Il y a eu un point très tôt dans le drame de Karim Aïnouz sur les sœurs séparées, La vie invisible , où je me suis demandé si la façon dont il dépeignait une scène vire un peu trop brusquement dans l'hystérique mélodramatique et borderline. Puis je me suis souvenu de la façon dont l'affiche présentait le film: un mélodrame tropical. Une fois que j'ai réinitialisé un peu mes repères, j'ai trouvé le récit assez captivant et l'histoire plutôt émouvante.
«Mélodrame» porte souvent une connotation péjorative, une maladie dont je ne suis pas exempt comme le montre mon quasi-rejet de La vie invisible du saut. Le terme en fait un descripteur fréquemment jeté lorsque l'émotion est amenée à des niveaux irréalistes ou exagérés. Il est utilisé pour dénoncer les efforts des cinéastes qui deviennent grands alors qu’ils devraient plutôt aller plus loin et exploiter l’intériorité de leurs personnages. Ces moments grandioses servent de substitut bon marché au ressenti plutôt qu'à la manière dont ils devraient entre les mains d'un pratiquant doué comme Aïnouz. La vie invisible fournit une représentation artistique des tragédies silencieuses et des misères tacites affectant les individus. (Les femmes en particulier, car la marginalisation peut souvent amplifier les tensions.) Ce faisant, elle offre au public une échelle de sensation similaire à celle ressentie par les personnages eux-mêmes.

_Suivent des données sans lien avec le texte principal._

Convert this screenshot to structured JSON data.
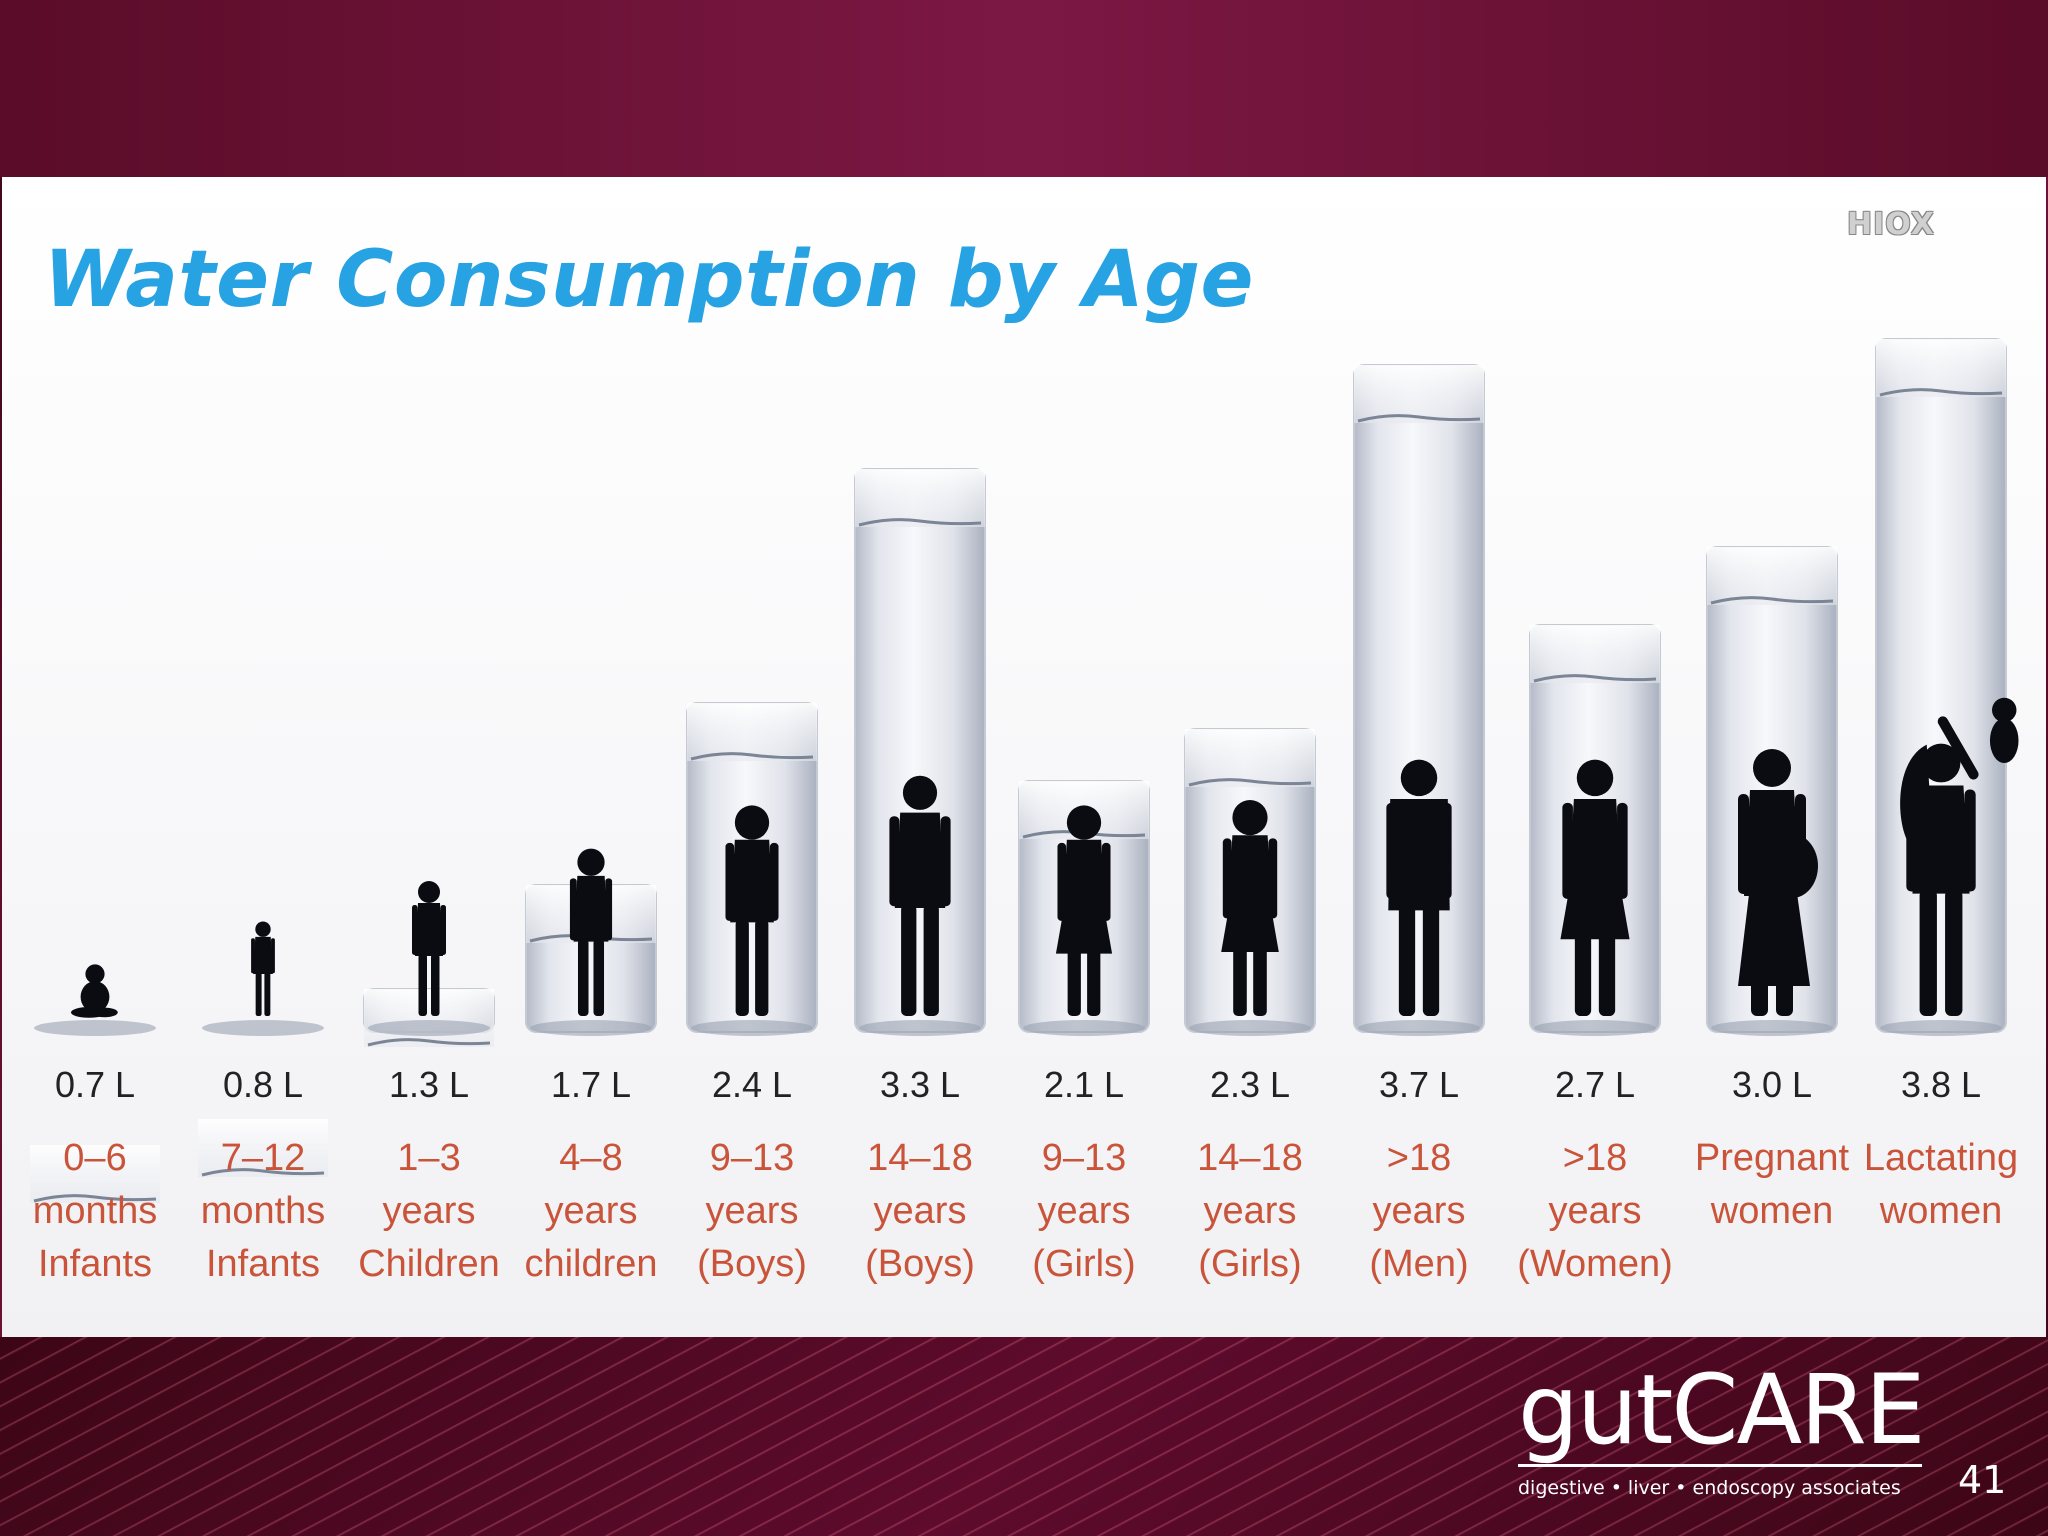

Pourquoi cette divagation quasi académique sur la nature du genre à laquelle La vie invisible fait parti? Il est de la plus haute importance de comprendre la tradition et le contexte dans lesquels Aïnouz évolue. Sans cette connaissance, le film ressemblerait probablement à un carrousel de malheurs qui frappent les frères et sœurs Eurídice (Carol Duarte) et Guida (Julia Stockler) au milieu de la vingtaine.esiècle Rio de Janeiro. L'ancienne reste au Brésil pour faire plaisir à sa famille, aspirant à déployer ses ailes en tant que pianiste classique tout en les voyant coupées par son partenaire dans un mariage sans amour - et souvent abusif. Ce dernier, en revanche, s'enfuit avec un marin grec pour revenir enceinte et abandonné peu de temps après. Pourtant, les restrictions de leur famille autour de la tradition, de l’honneur et des performances de genre empêchent les sœurs de savoir qu’elles parcourent à nouveau les mêmes rues de la ville.

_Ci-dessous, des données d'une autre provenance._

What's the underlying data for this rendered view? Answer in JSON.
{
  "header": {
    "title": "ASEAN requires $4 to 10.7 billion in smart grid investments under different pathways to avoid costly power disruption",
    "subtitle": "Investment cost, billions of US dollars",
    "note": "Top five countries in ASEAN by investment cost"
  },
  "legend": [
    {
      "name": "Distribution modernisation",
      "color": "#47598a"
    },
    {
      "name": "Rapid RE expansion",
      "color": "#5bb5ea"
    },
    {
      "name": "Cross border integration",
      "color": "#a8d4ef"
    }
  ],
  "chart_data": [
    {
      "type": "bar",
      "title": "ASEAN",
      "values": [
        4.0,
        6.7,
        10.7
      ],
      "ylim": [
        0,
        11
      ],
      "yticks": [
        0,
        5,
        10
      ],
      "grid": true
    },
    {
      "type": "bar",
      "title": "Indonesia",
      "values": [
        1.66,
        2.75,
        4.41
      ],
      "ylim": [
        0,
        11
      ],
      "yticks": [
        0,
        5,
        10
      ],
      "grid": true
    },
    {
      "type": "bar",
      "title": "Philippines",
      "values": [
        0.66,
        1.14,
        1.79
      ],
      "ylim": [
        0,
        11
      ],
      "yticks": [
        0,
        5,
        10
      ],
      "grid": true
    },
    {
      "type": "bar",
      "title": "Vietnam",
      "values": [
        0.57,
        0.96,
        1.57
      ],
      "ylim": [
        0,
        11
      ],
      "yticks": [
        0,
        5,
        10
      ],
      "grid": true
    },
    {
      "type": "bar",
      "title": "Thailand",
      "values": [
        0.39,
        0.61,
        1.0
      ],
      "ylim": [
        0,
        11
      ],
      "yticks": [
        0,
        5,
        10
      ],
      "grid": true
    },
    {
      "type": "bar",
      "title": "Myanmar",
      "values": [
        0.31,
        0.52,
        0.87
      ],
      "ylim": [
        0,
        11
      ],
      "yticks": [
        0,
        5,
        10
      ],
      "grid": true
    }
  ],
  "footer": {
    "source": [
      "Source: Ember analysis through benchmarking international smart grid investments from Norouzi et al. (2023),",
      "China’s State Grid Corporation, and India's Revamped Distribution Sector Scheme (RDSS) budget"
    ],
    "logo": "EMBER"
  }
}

Le sentiment qu’Eurídice et Guida sont des navires qui passent dans la nuit, incapables de partager les fardeaux qui les écrasent dans la société très patriarcale du Brésil, donne au film une aura omniprésente de tristesse. Elles sont séparées par les circonstances de la vie mais inexorablement liées par les inévitables luttes endurées par les femmes brésiliennes. Leur proximité géographique n'offre aucun confort et ne fait que souligner les défis plus vastes auxquels sont confrontées les femmes. Tant de liberté, de dignité et d'autonomie fondamentales restent en vue, mais juste hors de leur portée. C'est dans cet espace insoluble et irréversible que le mélodrame exquis de La vie invisible surgit organiquement.

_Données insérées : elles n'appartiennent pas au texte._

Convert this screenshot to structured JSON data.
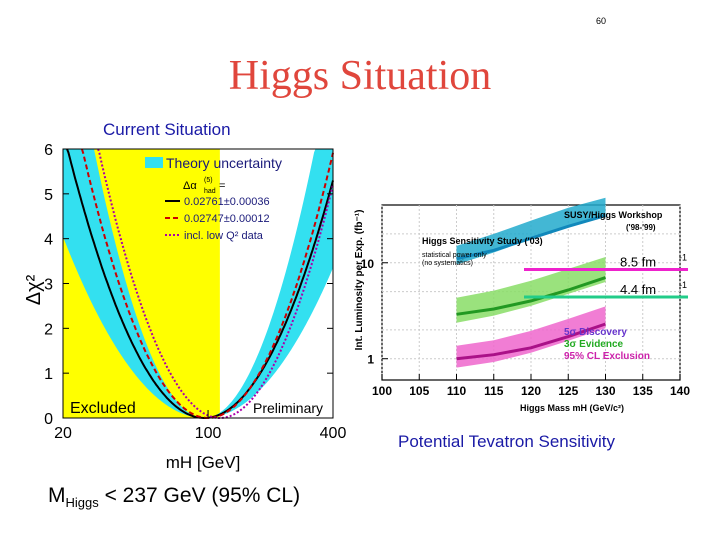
{
  "page_number": "60",
  "title": "Higgs Situation",
  "current_situation_label": "Current Situation",
  "potential_label": "Potential Tevatron Sensitivity",
  "mass_limit": {
    "prefix": "M",
    "sub": "Higgs",
    "rest": " < 237 GeV (95% CL)"
  },
  "chart_data": [
    {
      "type": "line",
      "title": "",
      "ylabel": "Δχ²",
      "xlabel": "mH [GeV]",
      "xscale": "log",
      "xlim": [
        20,
        400
      ],
      "ylim": [
        0,
        6
      ],
      "x_ticks": [
        {
          "v": 20,
          "label": "20"
        },
        {
          "v": 100,
          "label": "100"
        },
        {
          "v": 400,
          "label": "400"
        }
      ],
      "y_ticks": [
        0,
        1,
        2,
        3,
        4,
        5,
        6
      ],
      "excluded_region": {
        "xmax": 114,
        "label": "Excluded",
        "color": "#ffff00"
      },
      "band_color": "#33e0f0",
      "corner_label": "Preliminary",
      "legend": {
        "placement": "top-left",
        "band_label": "Theory uncertainty",
        "alpha_label": "Δα",
        "alpha_sup": "(5)",
        "alpha_sub": "had",
        "alpha_eq": " =",
        "entries": [
          {
            "label": "0.02761±0.00036",
            "style": "solid",
            "color": "#000000"
          },
          {
            "label": "0.02747±0.00012",
            "style": "dashed",
            "color": "#cc0000"
          },
          {
            "label": "incl. low Q² data",
            "style": "dotted",
            "color": "#aa00aa"
          }
        ]
      },
      "series": [
        {
          "style": "solid",
          "color": "#000000",
          "min_x": 96,
          "width": 0.62
        },
        {
          "style": "dashed",
          "color": "#cc0000",
          "min_x": 100,
          "width": 0.57
        },
        {
          "style": "dotted",
          "color": "#aa00aa",
          "min_x": 114,
          "width": 0.55
        }
      ]
    },
    {
      "type": "line",
      "title": "",
      "ylabel": "Int. Luminosity per Exp. (fb⁻¹)",
      "xlabel": "Higgs Mass mH (GeV/c²)",
      "yscale": "log",
      "xlim": [
        100,
        140
      ],
      "ylim": [
        0.6,
        40
      ],
      "x_ticks": [
        100,
        105,
        110,
        115,
        120,
        125,
        130,
        135,
        140
      ],
      "y_ticks": [
        {
          "v": 1,
          "label": "1"
        },
        {
          "v": 10,
          "label": "10"
        }
      ],
      "annotations": {
        "workshop": "SUSY/Higgs Workshop",
        "workshop_years": "('98-'99)",
        "study": "Higgs Sensitivity Study ('03)",
        "study_note1": "statistical power only",
        "study_note2": "(no systematics)"
      },
      "legend": {
        "placement": "bottom-right",
        "entries": [
          {
            "label": "5σ Discovery",
            "color": "#6633cc"
          },
          {
            "label": "3σ Evidence",
            "color": "#22aa22"
          },
          {
            "label": "95% CL Exclusion",
            "color": "#cc22aa"
          }
        ]
      },
      "series": [
        {
          "name": "5σ Discovery (band)",
          "color": "#22aacc",
          "x": [
            110,
            115,
            120,
            125,
            130
          ],
          "y": [
            12,
            16,
            22,
            30,
            38
          ],
          "band": 1.25
        },
        {
          "name": "3σ Evidence (band)",
          "color": "#88dd66",
          "x": [
            110,
            115,
            120,
            125,
            130
          ],
          "y": [
            3.2,
            3.8,
            4.8,
            6.4,
            8.5
          ],
          "band": 1.35
        },
        {
          "name": "95% CL Exclusion (band)",
          "color": "#ee66cc",
          "x": [
            110,
            115,
            120,
            125,
            130
          ],
          "y": [
            1.05,
            1.2,
            1.5,
            2.0,
            2.7
          ],
          "band": 1.3
        },
        {
          "name": "5σ Discovery",
          "color": "#1188bb",
          "x": [
            110,
            115,
            120,
            125,
            130
          ],
          "y": [
            11,
            13.5,
            18,
            24,
            31
          ]
        },
        {
          "name": "3σ Evidence",
          "color": "#229922",
          "x": [
            110,
            115,
            120,
            125,
            130
          ],
          "y": [
            2.9,
            3.3,
            4.0,
            5.2,
            7.0
          ]
        },
        {
          "name": "95% CL Exclusion",
          "color": "#aa1188",
          "x": [
            110,
            115,
            120,
            125,
            130
          ],
          "y": [
            1.0,
            1.1,
            1.3,
            1.7,
            2.3
          ]
        }
      ],
      "reference_lines": [
        {
          "label": "8.5 fm",
          "sup": "-1",
          "y": 8.5,
          "color": "#ee22cc"
        },
        {
          "label": "4.4 fm",
          "sup": "-1",
          "y": 4.4,
          "color": "#22cc88"
        }
      ]
    }
  ]
}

Aïnouz traite leur situation avec beaucoup d'empathie et de sincérité, ne permettant jamais à la compassion de se transformer en pitié. La seule fois où il demande au public de voir Eurídice et Guida comme autre chose qu'humain, c'est d'éclairer les systèmes qui les maintiennent opprimés et incapables de réaliser leurs désirs les plus profonds. Sinon, nous ne sommes jamais encouragés à les mépriser ou à nous considérer meilleurs qu’eux. Ils sont nous. Chaque couleur vibrante, chaque moment embelli et chaque moment dirigé de manière disproportionnée nous rapproche de cette vérité.
Le film se nourrit également de la contribution des actrices principales Duarte et Stockler, chacune apportant l'âme nécessaire pour que leurs personnages suscitent le genre d'émotion qu'Aïnouz vise dans son langage visuel. Chacun s'irrite contre les normes de son temps de manière inattendue, restant résolu à de nombreux désirs tout en se pliant à certaines pressions. Ils trouvent même une joie surprenante au milieu de leur éloignement - Guída surtout dans la maternité malgré sa réticence initiale. Mais la construction même de La vie invisible , les regarder se développer simultanément mais isolément, nous rappelle toujours ce qui manque. Pour le maximalisme tonal et esthétique qu'apporte Aïnouz au film, c'est ce que nous ne faisons pas - ce que nous ne peux pas - voyez qui exerce la plus forte traction. Bien que 140 minutes complètes puissent parfois devenir épuisantes et fastidieuses, Aïnouz en vaut la peine dans sa conclusion émouvante lorsque l'impact complet d'une vie à part devient déchirant.